The ability to deprecate a class, method, or member field solves the problem. Java supports two mechanisms for deprecation: and an annotation, (supported starting with J2SE 5.0) and a Javadoc tag (supported since 1.1). Existing calls to the old API continue to work, but the annotation causes the compiler to issue a warning when it finds references to deprecated program elements. The Javadoc tag and associated comments warn users against using the deprecated item and tell them what to use instead.them what to use instead.

http://download-llnw.oracle.com/javase/1.5.0/docs/guide/javadoc/deprecation/deprecation.html

You are right, Its discouraged to use deprecated methods. This is because these methods may have issues in some situation or have been replaced with more optimistic solutions And also future versions may not support these.

Deprecated means it is planned for removal, because it is buggy or some other bad reason. It is better to use SimpleDateFormat.parse(); to parse your strings.

In general, when Sun (Oracle, whatever) declares a Java method deprecated, it means that they changed their minds about including it, they discourage you from using it, and they may remove it in some future version. Of course it's likely to be a long time before it gets removed as who knows how much existing code there is out there using it, and what's the point of breaking existing programs just because the inventors of Java think they now have a better idea about how to do something?

Presumably they had a good reason for deprecating something, so you should investigate WHY they say that some newer function is better.

In the case of deprecated Date methods, usually this means that they suggest you now use the Calendar or SimpleDateFormat classes. In your case, probably the latter.

deprecated: something that exists in the current version of Java, but will be removed from future versions at some point.

For your edit, you need to properly initialize the SimpleDateFormat, so it knows what format is coming in. For 07/22/1978 format:

SimpleDateFormat sdf = new SimpleDateFormat("MM/dd/yyyy");

As other said, the java.util.Date methods were deprecated because the Java team believed they had a better solution in the java.util.Calendar.

Unfortunately that class also proved to be confusing, troublesome, and poorly designed.

So, yes, you should avoid deprecated methods in deference to their replacements. But now those replacements (.Calendar) have a replacement (java.time).

java.time

All the old date-time classes have been supplanted by the java.time framework built into Java 8. The new classes are inspired by the highly successful Joda-Time framework, intended as its successor, similar in concept but re-architected. Defined by JSR 310. Extended by the ThreeTen-Extra project.

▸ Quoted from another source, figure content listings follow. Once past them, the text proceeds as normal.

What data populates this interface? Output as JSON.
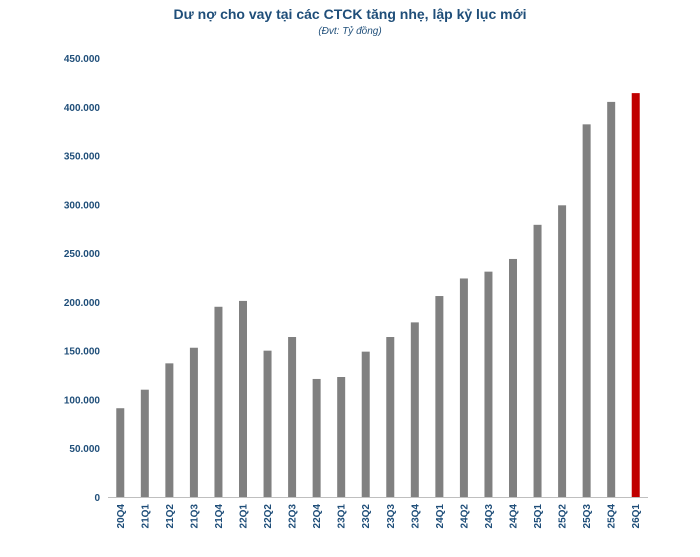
{
  "chart_data": {
    "type": "bar",
    "title": "Dư nợ cho vay tại các CTCK tăng nhẹ, lập kỷ lục mới",
    "subtitle": "(Đvt: Tỷ đồng)",
    "xlabel": "",
    "ylabel": "",
    "ylim": [
      0,
      450000
    ],
    "yticks": [
      "0",
      "50.000",
      "100.000",
      "150.000",
      "200.000",
      "250.000",
      "300.000",
      "350.000",
      "400.000",
      "450.000"
    ],
    "grid": false,
    "categories": [
      "20Q4",
      "21Q1",
      "21Q2",
      "21Q3",
      "21Q4",
      "22Q1",
      "22Q2",
      "22Q3",
      "22Q4",
      "23Q1",
      "23Q2",
      "23Q3",
      "23Q4",
      "24Q1",
      "24Q2",
      "24Q3",
      "24Q4",
      "25Q1",
      "25Q2",
      "25Q3",
      "25Q4",
      "26Q1"
    ],
    "values": [
      91000,
      110000,
      137000,
      153000,
      195000,
      201000,
      150000,
      164000,
      121000,
      123000,
      149000,
      164000,
      179000,
      206000,
      224000,
      231000,
      244000,
      279000,
      299000,
      382000,
      405000,
      414000
    ],
    "colors": {
      "bar": "#808080",
      "highlight": "#c00000",
      "axis": "#1f4e79"
    },
    "highlight_index": 21
  }
}
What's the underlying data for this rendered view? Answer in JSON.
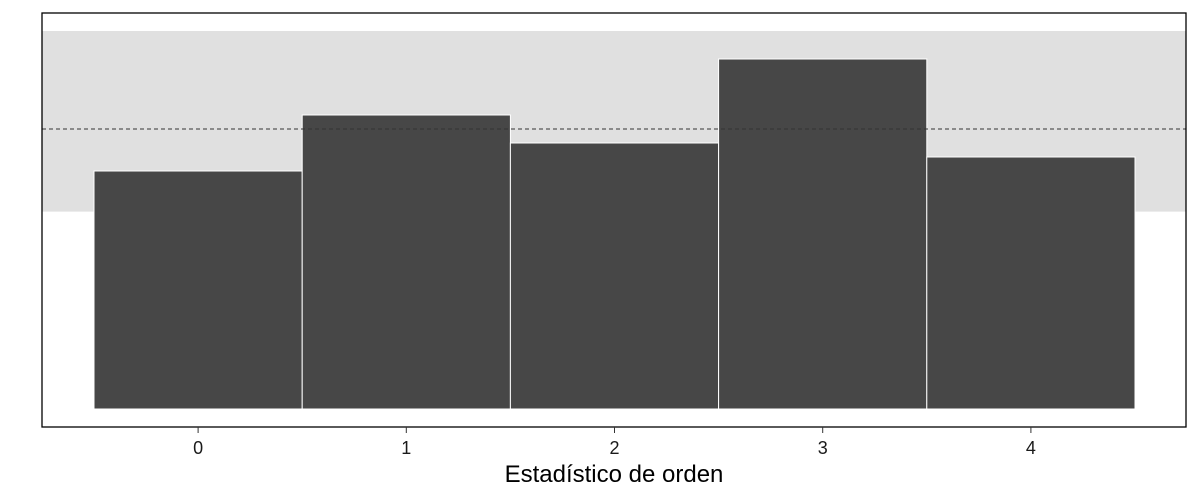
{
  "chart_data": {
    "type": "bar",
    "title": "",
    "xlabel": "Estadístico de orden",
    "ylabel": "",
    "categories": [
      "0",
      "1",
      "2",
      "3",
      "4"
    ],
    "values": [
      17,
      21,
      19,
      25,
      18
    ],
    "ylim": [
      0,
      27.5
    ],
    "expected_count": 20,
    "confidence_band": [
      14.1,
      27
    ],
    "grid": false,
    "y_ticks_shown": false,
    "colors": {
      "bar_fill": "#474747",
      "bar_edge": "#ffffff",
      "band_fill": "#e0e0e0",
      "expected_line": "#333333",
      "panel_border": "#000000"
    }
  }
}
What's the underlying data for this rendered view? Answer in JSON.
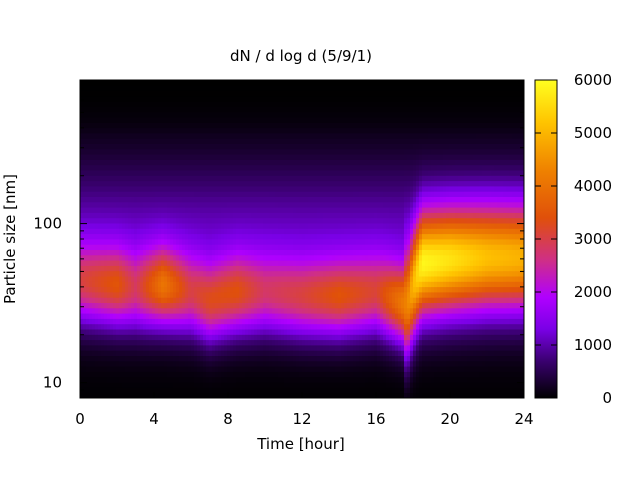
{
  "chart_data": {
    "type": "heatmap",
    "title": "dN / d log d (5/9/1)",
    "xlabel": "Time [hour]",
    "ylabel": "Particle size [nm]",
    "xlim": [
      0,
      24
    ],
    "ylim_nm": [
      8,
      800
    ],
    "y_scale": "log",
    "x_ticks": [
      0,
      4,
      8,
      12,
      16,
      20,
      24
    ],
    "y_ticks": [
      10,
      100
    ],
    "colorbar": {
      "range": [
        0,
        6000
      ],
      "ticks": [
        0,
        1000,
        2000,
        3000,
        4000,
        5000,
        6000
      ],
      "colormap": [
        {
          "value": 0,
          "color": "#000000"
        },
        {
          "value": 700,
          "color": "#3a0070"
        },
        {
          "value": 1300,
          "color": "#7a00e6"
        },
        {
          "value": 1900,
          "color": "#b000ff"
        },
        {
          "value": 2600,
          "color": "#cf2f86"
        },
        {
          "value": 3400,
          "color": "#e0500a"
        },
        {
          "value": 4300,
          "color": "#ef8200"
        },
        {
          "value": 5200,
          "color": "#ffc400"
        },
        {
          "value": 6000,
          "color": "#ffff20"
        }
      ]
    },
    "grid": false,
    "mode_size_nm_by_hour": [
      {
        "hour": 0,
        "mode_nm": 42,
        "peak": 2200
      },
      {
        "hour": 2,
        "mode_nm": 40,
        "peak": 2700
      },
      {
        "hour": 3,
        "mode_nm": 38,
        "peak": 2100
      },
      {
        "hour": 4.5,
        "mode_nm": 40,
        "peak": 3300
      },
      {
        "hour": 6,
        "mode_nm": 36,
        "peak": 2300
      },
      {
        "hour": 7,
        "mode_nm": 32,
        "peak": 2700
      },
      {
        "hour": 8.5,
        "mode_nm": 36,
        "peak": 2700
      },
      {
        "hour": 10,
        "mode_nm": 36,
        "peak": 2100
      },
      {
        "hour": 12,
        "mode_nm": 34,
        "peak": 2400
      },
      {
        "hour": 14,
        "mode_nm": 34,
        "peak": 2800
      },
      {
        "hour": 16,
        "mode_nm": 36,
        "peak": 2400
      },
      {
        "hour": 17.7,
        "mode_nm": 30,
        "peak": 3800
      },
      {
        "hour": 18.5,
        "mode_nm": 55,
        "peak": 4900
      },
      {
        "hour": 20,
        "mode_nm": 58,
        "peak": 4600
      },
      {
        "hour": 22,
        "mode_nm": 60,
        "peak": 4100
      },
      {
        "hour": 24,
        "mode_nm": 60,
        "peak": 3900
      }
    ]
  }
}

See the Tutorial.

Use the java.time.format package for parsing and generating String representations of date-time values.

String input = "07/23/2010";
DateTimeFormatter formatter = DateTimeFormatter.ofPattern( "MM/dd/yyyy" );

The new classes include LocalDate for representing a date-only value without time-of-day.

LocalDate localDate = LocalDate.parse( input , formatter );

If you call toString on a LocalDate you get a String representation of the date value in the standard ISO 8601 format, YYYY-MM-DD. To generate a String in other formats, define another formatter. Or call the 'localize' methods to let java.time do the heavy lifting in determining a particular localized format.

Nothing will break if you use them...yet.

But they may well be removed in future versions.